Opinion pieces and “who’s the bully”
Santa Paula Times Opinion
Published: October 26, 2012
There seems to be some confusion over the contents of the Opinion pages in the Santa Paula Times. To clarify, let’s begin with a citation excerpted from Merriam Webster’s Collegiate Dictionary (10th Edition):
“opinion… 1 a: view, judgment, or appraisal formed in the mind about a particular matter b: APPROVAL, ESTEEM 2 a: belief stronger than impression and less strong than positive knowledge b: a generally held view”
This newspaper has recently been accused of “journalistic bullying,” with reference to “so-called ‘opinion’ articles” on the paper’s Opinion pages. We fail to find a reason for the writer’s complaint as the articles are indeed the “opinion” of the writer, sharing space with letters by numerous authors with numerous opinions of their own.
Letters and columns are indeed opinion pieces – the opinions of their writers. Articles are press releases and news stories that we endeavor to base on facts as the information is presented to us.
The Santa Paula Times has long made it a policy to run letters to the editor in their entirety, as long as the letters are presented with their authors’ names and contact information (of which only the names and city of residence are printed) and contain no slanderous or libelous statements.
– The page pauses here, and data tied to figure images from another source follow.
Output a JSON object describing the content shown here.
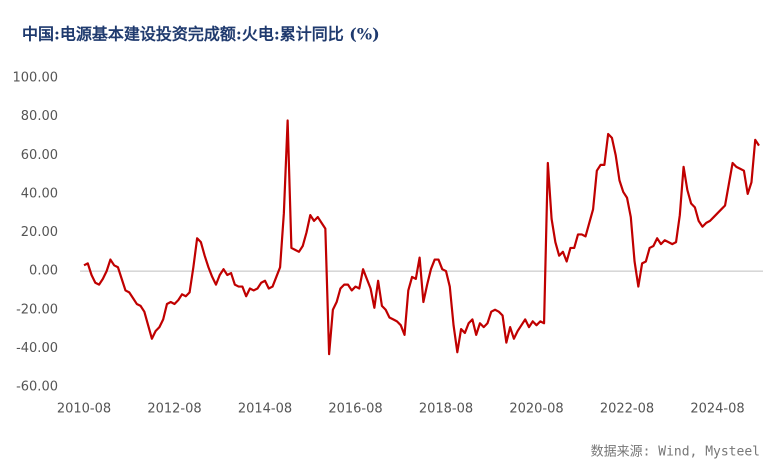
{
  "chart_data": {
    "type": "line",
    "title": "中国:电源基本建设投资完成额:火电:累计同比 (%)",
    "source": "数据来源: Wind, Mysteel",
    "categories": [
      "2010-08",
      null,
      null,
      null,
      null,
      null,
      null,
      null,
      null,
      null,
      null,
      null,
      null,
      null,
      null,
      null,
      null,
      null,
      null,
      null,
      null,
      null,
      null,
      null,
      "2012-08",
      null,
      null,
      null,
      null,
      null,
      null,
      null,
      null,
      null,
      null,
      null,
      null,
      null,
      null,
      null,
      null,
      null,
      null,
      null,
      null,
      null,
      null,
      null,
      "2014-08",
      null,
      null,
      null,
      null,
      null,
      null,
      null,
      null,
      null,
      null,
      null,
      null,
      null,
      null,
      null,
      null,
      null,
      null,
      null,
      null,
      null,
      null,
      null,
      "2016-08",
      null,
      null,
      null,
      null,
      null,
      null,
      null,
      null,
      null,
      null,
      null,
      null,
      null,
      null,
      null,
      null,
      null,
      null,
      null,
      null,
      null,
      null,
      null,
      "2018-08",
      null,
      null,
      null,
      null,
      null,
      null,
      null,
      null,
      null,
      null,
      null,
      null,
      null,
      null,
      null,
      null,
      null,
      null,
      null,
      null,
      null,
      null,
      null,
      "2020-08",
      null,
      null,
      null,
      null,
      null,
      null,
      null,
      null,
      null,
      null,
      null,
      null,
      null,
      null,
      null,
      null,
      null,
      null,
      null,
      null,
      null,
      null,
      null,
      "2022-08",
      null,
      null,
      null,
      null,
      null,
      null,
      null,
      null,
      null,
      null,
      null,
      null,
      null,
      null,
      null,
      null,
      null,
      null,
      null,
      null,
      null,
      null,
      null,
      "2024-08",
      null,
      null,
      null,
      null,
      null,
      null,
      null,
      null,
      null,
      null,
      null
    ],
    "series": [
      {
        "color": "#c00000",
        "values": [
          3,
          4,
          -2,
          -6,
          -7,
          -4,
          0,
          6,
          3,
          2,
          -4,
          -10,
          -11,
          -14,
          -17,
          -18,
          -21,
          -28,
          -35,
          -31,
          -29,
          -25,
          -17,
          -16,
          -17,
          -15,
          -12,
          -13,
          -11,
          2,
          17,
          15,
          8,
          2,
          -3,
          -7,
          -2,
          1,
          -2,
          -1,
          -7,
          -8,
          -8,
          -13,
          -9,
          -10,
          -9,
          -6,
          -5,
          -9,
          -8,
          -3,
          2,
          30,
          78,
          12,
          11,
          10,
          13,
          20,
          29,
          26,
          28,
          25,
          22,
          -43,
          -20,
          -16,
          -9,
          -7,
          -7,
          -10,
          -8,
          -9,
          1,
          -4,
          -9,
          -19,
          -5,
          -18,
          -20,
          -24,
          -25,
          -26,
          -28,
          -33,
          -10,
          -3,
          -4,
          7,
          -16,
          -7,
          1,
          6,
          6,
          1,
          0,
          -8,
          -28,
          -42,
          -30,
          -32,
          -27,
          -25,
          -33,
          -27,
          -29,
          -27,
          -21,
          -20,
          -21,
          -23,
          -37,
          -29,
          -35,
          -31,
          -28,
          -25,
          -29,
          -26,
          -28,
          -26,
          -27,
          56,
          27,
          15,
          8,
          10,
          5,
          12,
          12,
          19,
          19,
          18,
          25,
          32,
          52,
          55,
          55,
          71,
          69,
          60,
          47,
          41,
          38,
          28,
          5,
          -8,
          4,
          5,
          12,
          13,
          17,
          14,
          16,
          15,
          14,
          15,
          29,
          54,
          42,
          35,
          33,
          26,
          23,
          25,
          26,
          28,
          30,
          32,
          34,
          45,
          56,
          54,
          53,
          52,
          40,
          46,
          68,
          65
        ]
      }
    ],
    "ylim": [
      -60,
      100
    ],
    "yticks": [
      {
        "value": -60,
        "label": "-60.00"
      },
      {
        "value": -40,
        "label": "-40.00"
      },
      {
        "value": -20,
        "label": "-20.00"
      },
      {
        "value": 0,
        "label": "0.00"
      },
      {
        "value": 20,
        "label": "20.00"
      },
      {
        "value": 40,
        "label": "40.00"
      },
      {
        "value": 60,
        "label": "60.00"
      },
      {
        "value": 80,
        "label": "80.00"
      },
      {
        "value": 100,
        "label": "100.00"
      }
    ]
  }
}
This policy has accounted for many letters both agreeing and disagreeing with the publishers’ own politics appearing on the newspapers pages, often at great length, and at great cost to the newspaper as they generate no advertising income.
We know of other newspapers that restrict their writers to a limited letter length, and allow only one letter to be published in a given amount of time. For now we continue to print letters as they are submitted to us, honoring that everyone is entitled to their opinion and granting free expression to those who desire to share those opinions with the community. These include letters that are critical of this newspaper’s operations, and might, in some eyes, be considered “bullying.”